The marble walls of the great Council Hall were red and the draperies in back of the platform were red, and militantly red were the old Socialist hymns blared forth by the phonograph. But the mood of the delegates was a pale pink like the carnations in many of their buttonholes.
Cried little (5 ft.) Right-Wing Leader Giuseppe Romka: "We have become just the boot cleaners of the Commtinists who --if the truth were known--are highly amused with our efforts to discover our soul." A voice from a back row broke in: "Not one soul, but three."
And so it was. The three groups into which the convention broke were Romita's anti-Communists (27%), Nenni's proCommunists (31%), and an aimless, sullen middle-of-the-road group which wanted to avoid the unavoidable decision (42%). The middle-of-the-roaders won, but not before the pro-Communist party secretary, bearded, slate-eyed Lelio Basso, had told them off.
Basso, whose spiritual home is Communism, pointed with approval to Soviet satellites in Eastern Europe and said the majority of the Italian Socialist leaders were engaged in "a hybrid, inconsequential, incongruous attempt to preserve or gain personal positions."
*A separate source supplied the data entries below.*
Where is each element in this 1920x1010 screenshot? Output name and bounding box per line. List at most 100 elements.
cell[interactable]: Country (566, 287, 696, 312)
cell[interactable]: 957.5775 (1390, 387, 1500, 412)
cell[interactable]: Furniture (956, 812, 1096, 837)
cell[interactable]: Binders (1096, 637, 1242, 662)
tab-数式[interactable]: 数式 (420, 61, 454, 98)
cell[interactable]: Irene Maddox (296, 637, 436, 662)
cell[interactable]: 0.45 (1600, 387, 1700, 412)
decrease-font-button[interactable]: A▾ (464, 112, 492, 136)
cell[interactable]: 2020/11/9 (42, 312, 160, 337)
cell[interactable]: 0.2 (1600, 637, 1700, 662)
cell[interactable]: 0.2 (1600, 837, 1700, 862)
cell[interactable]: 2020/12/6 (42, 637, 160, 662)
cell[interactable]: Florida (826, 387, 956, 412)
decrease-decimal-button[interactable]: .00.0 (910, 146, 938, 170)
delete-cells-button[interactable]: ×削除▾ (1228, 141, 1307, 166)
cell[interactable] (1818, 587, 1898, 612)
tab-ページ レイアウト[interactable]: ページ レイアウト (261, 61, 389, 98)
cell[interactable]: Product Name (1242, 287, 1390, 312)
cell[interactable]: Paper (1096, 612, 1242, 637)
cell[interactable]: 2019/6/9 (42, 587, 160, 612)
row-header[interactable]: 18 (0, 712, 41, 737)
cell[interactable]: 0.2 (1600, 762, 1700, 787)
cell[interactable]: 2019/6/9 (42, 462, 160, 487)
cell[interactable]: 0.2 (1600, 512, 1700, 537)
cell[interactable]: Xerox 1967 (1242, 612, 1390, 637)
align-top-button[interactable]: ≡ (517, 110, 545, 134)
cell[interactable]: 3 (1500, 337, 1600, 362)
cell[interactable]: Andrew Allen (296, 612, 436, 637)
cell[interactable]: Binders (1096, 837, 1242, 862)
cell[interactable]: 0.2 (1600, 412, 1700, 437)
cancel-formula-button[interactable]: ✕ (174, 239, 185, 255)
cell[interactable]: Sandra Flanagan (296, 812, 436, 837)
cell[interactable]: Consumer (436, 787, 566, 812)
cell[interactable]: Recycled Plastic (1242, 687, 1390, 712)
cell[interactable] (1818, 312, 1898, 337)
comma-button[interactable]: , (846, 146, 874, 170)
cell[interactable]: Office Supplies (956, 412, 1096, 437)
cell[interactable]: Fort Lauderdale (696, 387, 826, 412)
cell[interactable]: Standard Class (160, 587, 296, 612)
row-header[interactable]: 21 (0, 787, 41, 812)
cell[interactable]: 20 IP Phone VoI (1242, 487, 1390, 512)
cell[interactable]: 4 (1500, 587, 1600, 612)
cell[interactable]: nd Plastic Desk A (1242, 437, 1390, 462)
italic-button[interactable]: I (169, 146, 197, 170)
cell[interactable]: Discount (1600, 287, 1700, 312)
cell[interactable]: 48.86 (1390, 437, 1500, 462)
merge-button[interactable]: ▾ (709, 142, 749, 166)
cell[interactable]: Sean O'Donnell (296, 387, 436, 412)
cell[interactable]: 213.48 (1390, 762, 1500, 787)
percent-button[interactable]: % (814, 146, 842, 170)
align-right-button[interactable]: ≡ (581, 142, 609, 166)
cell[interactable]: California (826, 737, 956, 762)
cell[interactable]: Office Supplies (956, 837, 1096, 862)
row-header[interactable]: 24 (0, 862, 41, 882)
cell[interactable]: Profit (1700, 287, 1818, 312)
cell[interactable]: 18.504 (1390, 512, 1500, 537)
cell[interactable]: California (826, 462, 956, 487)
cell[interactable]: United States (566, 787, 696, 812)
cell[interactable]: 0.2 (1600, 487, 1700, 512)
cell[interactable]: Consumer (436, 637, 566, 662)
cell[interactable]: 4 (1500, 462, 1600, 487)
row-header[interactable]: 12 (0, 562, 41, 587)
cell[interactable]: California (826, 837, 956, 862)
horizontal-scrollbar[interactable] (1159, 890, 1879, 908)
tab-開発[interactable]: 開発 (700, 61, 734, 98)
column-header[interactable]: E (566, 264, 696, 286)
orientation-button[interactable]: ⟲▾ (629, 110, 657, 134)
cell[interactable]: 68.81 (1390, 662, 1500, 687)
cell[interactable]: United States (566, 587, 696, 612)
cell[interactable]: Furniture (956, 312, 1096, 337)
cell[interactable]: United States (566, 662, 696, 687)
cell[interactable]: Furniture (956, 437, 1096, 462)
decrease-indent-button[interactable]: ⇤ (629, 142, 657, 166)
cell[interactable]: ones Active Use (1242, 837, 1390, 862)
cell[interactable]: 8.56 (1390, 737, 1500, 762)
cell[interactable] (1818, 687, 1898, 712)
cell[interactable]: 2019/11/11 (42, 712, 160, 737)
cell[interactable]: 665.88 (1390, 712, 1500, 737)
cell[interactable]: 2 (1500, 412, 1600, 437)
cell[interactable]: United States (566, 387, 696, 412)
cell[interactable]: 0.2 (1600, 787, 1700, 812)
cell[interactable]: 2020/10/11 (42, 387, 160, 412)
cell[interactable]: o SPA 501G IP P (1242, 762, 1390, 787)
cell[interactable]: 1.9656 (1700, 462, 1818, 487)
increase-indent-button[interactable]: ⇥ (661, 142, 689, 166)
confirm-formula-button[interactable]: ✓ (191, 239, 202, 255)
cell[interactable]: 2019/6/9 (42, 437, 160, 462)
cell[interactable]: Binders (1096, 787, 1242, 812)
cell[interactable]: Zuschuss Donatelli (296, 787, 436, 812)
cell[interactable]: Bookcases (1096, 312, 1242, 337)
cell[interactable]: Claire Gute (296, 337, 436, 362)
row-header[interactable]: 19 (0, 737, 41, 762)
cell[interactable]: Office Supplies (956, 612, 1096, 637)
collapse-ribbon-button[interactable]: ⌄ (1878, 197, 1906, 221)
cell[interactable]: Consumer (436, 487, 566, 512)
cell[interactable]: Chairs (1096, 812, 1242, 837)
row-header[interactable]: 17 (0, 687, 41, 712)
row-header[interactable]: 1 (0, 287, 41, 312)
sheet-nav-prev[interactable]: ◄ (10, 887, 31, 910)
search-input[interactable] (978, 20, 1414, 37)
As if lashed, the dreary assemblage awoke with screams of wounded pride. Imprecations rattled about the hall like hailstones. Angry old men glared and shook their fists at Basso, who stood slender, confident and amused behind the speaker's desk. A ruddy, portly old Socialist waddled up to the rostrum, his pince-nez and a finger wagging together. Cried he: "You are a clever fellow, Basso, and a good orator, but you have used us like doormats." Mopping his face with a silk handkerchief, Basso surveyed the old gentleman, then shrugged and turned away. The Socialist Party might be dead, but Basso knew where his course lay.
"Utterly Lost." In the front row a little man with trembling lips moaned: "Why have we done this to ourselves? We are lost--utterly lost."
As if to symbolize its political death, the party elected as secretary a man who, through no fault of his own, had not had much of a life. Alberto lacometti joined the Socialists in his student days and the Fascists kicked him out of Italy in 1926, when he was 24. In France he got a job as head gardener at the lush Moulin Bicherel roadhouse. The sight of the idle rich disporting themselves disgusted him and he quit. France kicked him out and he got a job addressing envelopes in Brussels. The Germans chased him for a year, caught him, gave him to Mussolini, who imprisoned him. In his years as an exile lacometti once had a job as a traveling salesman. He says: "I didn't effect a single sale in three months, and came near starving."
Now he has the job of reselling the Socialist Party. He seems to have no ideas of how to start, and the left-wingers complicated his task last week by electing Nenni as the leader of the party group in the Italian Assembly.
From Paris last week came evidence of other Socialist concern with the evidences of death. The Associated Press reported that Socialist Dr. Jean Huet had told the General Council of the Seine Department that as many as 8,000 persons might be buried alive by mistake every year. "He recommended on behalf of the Socialist Party," said the A.P., "that more modern methods of determining death be required."